O’Shea Building
Construction Special Projects
:+: By Kevin Anway
On the rooftop and in our wheelhouse
The four-story O’Shea Building, located at 1524 5th Avenue and home of Old Navy, opened in 1914. When it opened, the building replaced the Olympic Stables (horse parking) and a Methodist Church. The building was renovated in 2000 and is now undergoing another significant upgrade. Steve Buerk of RAFN asked Kevin Anway if MacDonald-Miller could perform a building-wide mechanical survey for KG Investment Properties (KGIP). After the survey, MacMiller provided a proposal for new rooftop mechanical equipment and was awarded the rooftop unit replacement.
The vintage 2000 rooftop equipment had electric heat and cooling in the same unit. However, since the year 2000 codes have changed to prohibit the use of electric resistance heat and cooling within the same unit unless it is a heat pump. New heat pump configurations were not compatible with the existing footprints, weights, or electrical loads of the existing equipment, so the equipment was replaced with AC-only units. Therefore, heating had to be done at the zone level. MacMiller was informed only two weeks in advance that Seattle was planning to enact a moratorium prohibiting zone level electric resistance. Engineering had to scramble to get permit applications to the city to beat the deadline and set KGIP up for their future tenant needs. After overcoming several significant permitting issues, MacMiller was also awarded a complete controls retrofit opportunity.
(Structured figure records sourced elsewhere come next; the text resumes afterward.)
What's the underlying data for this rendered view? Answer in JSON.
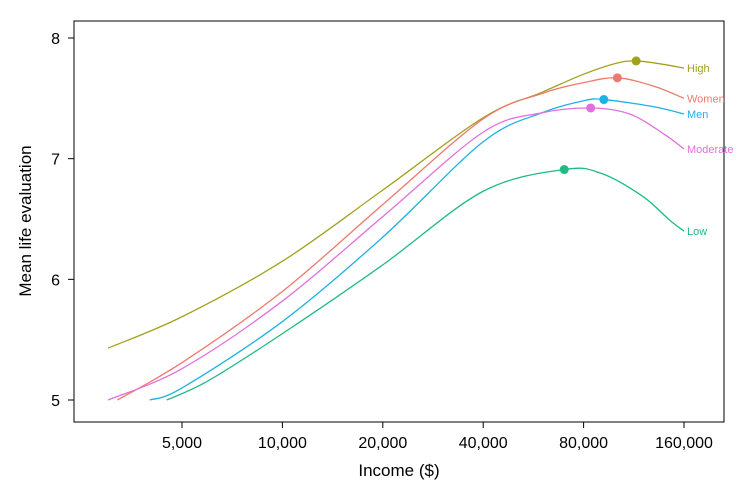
{
  "chart_data": {
    "type": "line",
    "title": "",
    "xlabel": "Income ($)",
    "ylabel": "Mean life evaluation",
    "x_scale": "log",
    "xlim": [
      2500,
      200000
    ],
    "ylim": [
      4.9,
      8.15
    ],
    "x_ticks": [
      5000,
      10000,
      20000,
      40000,
      80000,
      160000
    ],
    "x_tick_labels": [
      "5,000",
      "10,000",
      "20,000",
      "40,000",
      "80,000",
      "160,000"
    ],
    "y_ticks": [
      5,
      6,
      7,
      8
    ],
    "y_tick_labels": [
      "5",
      "6",
      "7",
      "8"
    ],
    "grid": false,
    "legend": "direct labels at right end of each line",
    "series": [
      {
        "name": "High",
        "color": "#a3a21e",
        "peak": [
          115000,
          7.81
        ],
        "x": [
          3000,
          5000,
          10000,
          20000,
          40000,
          60000,
          80000,
          100000,
          115000,
          140000,
          160000
        ],
        "y": [
          5.43,
          5.69,
          6.15,
          6.74,
          7.34,
          7.55,
          7.7,
          7.79,
          7.81,
          7.78,
          7.75
        ]
      },
      {
        "name": "Women",
        "color": "#ec7a6f",
        "peak": [
          101000,
          7.67
        ],
        "x": [
          3200,
          5000,
          10000,
          20000,
          40000,
          60000,
          80000,
          101000,
          130000,
          160000
        ],
        "y": [
          5.0,
          5.31,
          5.9,
          6.62,
          7.33,
          7.54,
          7.63,
          7.67,
          7.6,
          7.5
        ]
      },
      {
        "name": "Men",
        "color": "#1db1e4",
        "peak": [
          92000,
          7.49
        ],
        "x": [
          4000,
          5000,
          10000,
          20000,
          40000,
          60000,
          80000,
          92000,
          130000,
          160000
        ],
        "y": [
          5.0,
          5.1,
          5.65,
          6.35,
          7.14,
          7.38,
          7.48,
          7.49,
          7.43,
          7.37
        ]
      },
      {
        "name": "Moderate",
        "color": "#e36fdc",
        "peak": [
          84000,
          7.42
        ],
        "x": [
          3000,
          5000,
          10000,
          20000,
          40000,
          60000,
          84000,
          110000,
          140000,
          160000
        ],
        "y": [
          5.0,
          5.26,
          5.82,
          6.52,
          7.22,
          7.38,
          7.42,
          7.37,
          7.2,
          7.08
        ]
      },
      {
        "name": "Low",
        "color": "#20ba83",
        "peak": [
          70000,
          6.91
        ],
        "x": [
          4500,
          6000,
          10000,
          20000,
          40000,
          70000,
          90000,
          120000,
          145000,
          160000
        ],
        "y": [
          5.0,
          5.16,
          5.55,
          6.12,
          6.73,
          6.91,
          6.88,
          6.69,
          6.49,
          6.4
        ]
      }
    ]
  }
}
After extensive and meticulous field sheet metal coordination and planning, street use and noise ordinance permits (by Todd Selland at Barnhart), advanced shop fabrication of support structures for new rooftop equipment, and up-front design and installation of new controls, MacMiller was ready for the day of the crane pick. Each of the existing units were mounted on custom shop-fabricated steel cross-members, supported by spring isolators. Fifth Avenue was blocked off between Pike Street and Pine Street so the crane could be set up and still allow large semi-trailers to bring the new equipment to the job site. The units were up and running by Monday, which was a must for a retailer like Old Navy as well as for the occupied tenants on floors three and four.
This project had many challenges, but engineering (primarily Art Joseph and George Graham), our field sheet metal crew (headed by Nate Waagen and field foreman Mike Contreras), controls installation crews (headed by Dave Goff, field foreman Ryan McFarlan, and Sam Shipley) along with our main project coordinator Mike Reichert made it all happen. Our customers, KGIP and RAFN were very happy with the results and have since awarded MacMiller (Kelly Johnson) a service contract for all of the equipment in the building. There are a lot of people who are not named above but were instrumental in making this happen. Hard hats off to all of them for a job well done!